Europe’s Best Earnings Quarter in Three Years: An Energy Story, Not an AI One
Strip out the energy sector and the continent grew 6% against America’s 19.6%
European companies are heading into their strongest quarterly earnings season in more than three years, with almost none of it attributed to AI.
STOXX 600 constituents are forecast to grow second-quarter profits by 15.3% year on year, according to LSEG I/B/E/S data compiled by analyst Tajinder Dhillon. This would be the strongest quarter since the final three months of 2022.
However, strip out energy, and the growth rate plummets to 6%. In contrast, the equivalent figure for the S&P 500 is 19.6%.
The gap between European and American performance highlights a crucial point: while tech adoption and AI advancements are significant, energy sector strength is driving Europe’s current earnings growth.

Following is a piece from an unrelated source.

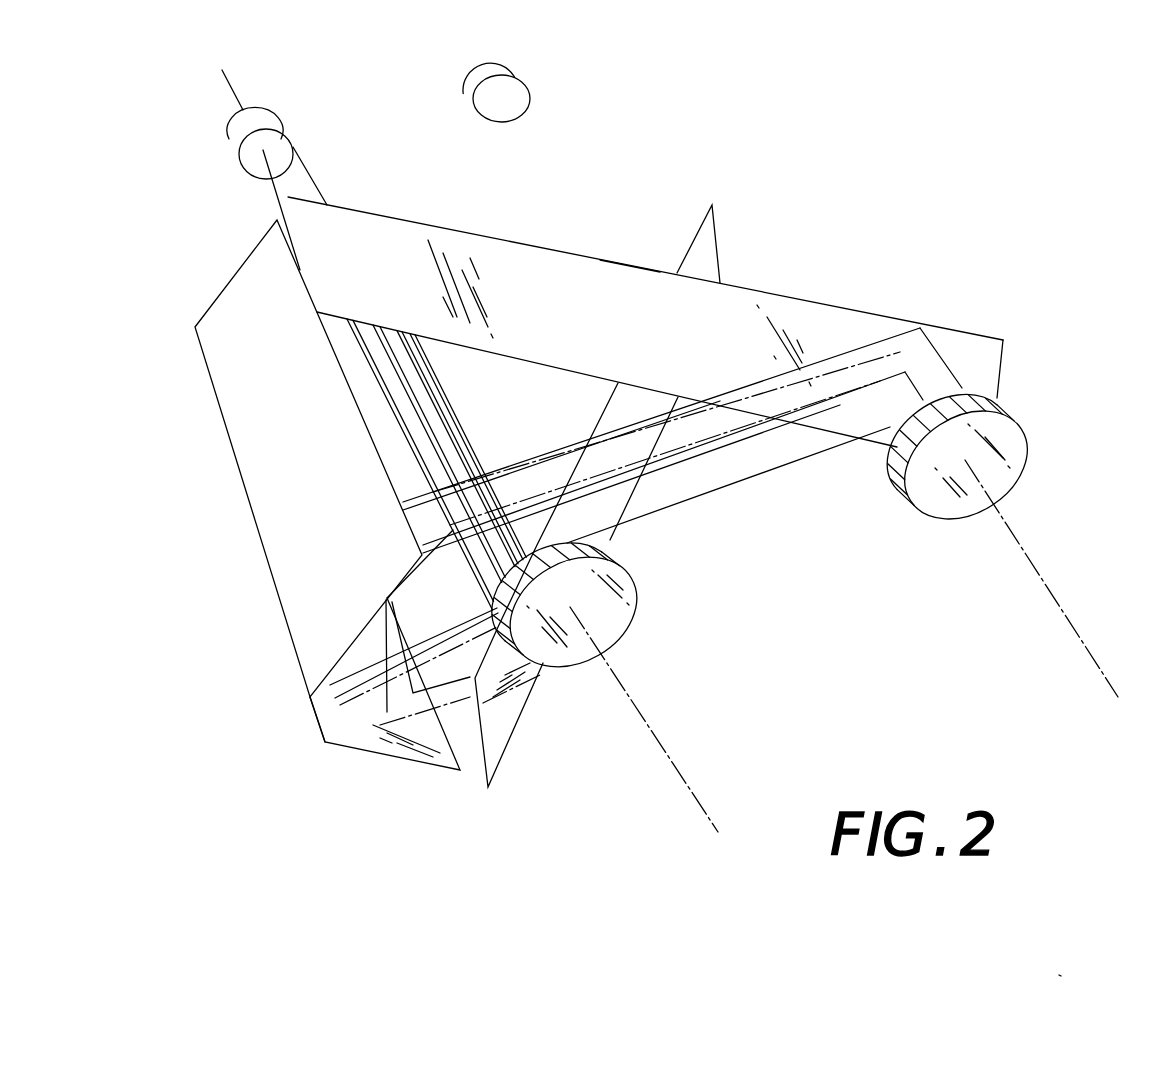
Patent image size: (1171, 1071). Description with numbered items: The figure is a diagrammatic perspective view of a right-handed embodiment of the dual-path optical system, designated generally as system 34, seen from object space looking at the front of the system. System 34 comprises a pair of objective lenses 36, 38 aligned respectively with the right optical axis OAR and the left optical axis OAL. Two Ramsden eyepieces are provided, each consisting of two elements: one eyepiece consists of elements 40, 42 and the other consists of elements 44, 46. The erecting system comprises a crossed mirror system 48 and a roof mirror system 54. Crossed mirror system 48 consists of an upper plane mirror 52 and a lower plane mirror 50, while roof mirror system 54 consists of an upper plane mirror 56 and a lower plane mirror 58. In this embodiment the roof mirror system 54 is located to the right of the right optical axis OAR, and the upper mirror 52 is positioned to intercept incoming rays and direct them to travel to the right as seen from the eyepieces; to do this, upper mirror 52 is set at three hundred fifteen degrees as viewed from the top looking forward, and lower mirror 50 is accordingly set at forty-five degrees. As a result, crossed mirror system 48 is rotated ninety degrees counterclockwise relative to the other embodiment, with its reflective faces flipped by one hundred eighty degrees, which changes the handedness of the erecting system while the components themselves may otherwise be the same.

The Impact of Energy Prices on Earnings
Energy is the standout performer, with LSEG forecasting 112.4% earnings growth and 45.7% revenue growth. Healthcare, in contrast, lags with a minus 2.4% growth rate.
The primary driver of this disparity is the surge in crude oil prices. Brent averaged $103.28 per barrel in Q2 2026 compared to $68.01 in the same period last year, a 52% increase. This is primarily due to geopolitical tensions, notably the conflict between the US and Israel/Iran.
ASML: A Bright Spot in AI-Linked Earnings
While energy dominates the earnings narrative, it’s worth noting the usual standout in AI-related earnings:
ASML reported second-quarter net sales of €9.33 billion, exceeding guidance, with a strong gross margin and net income. They raised full-year sales guidance for the second time this year, indicating continued demand for their advanced technologies, including those linked to AI investments.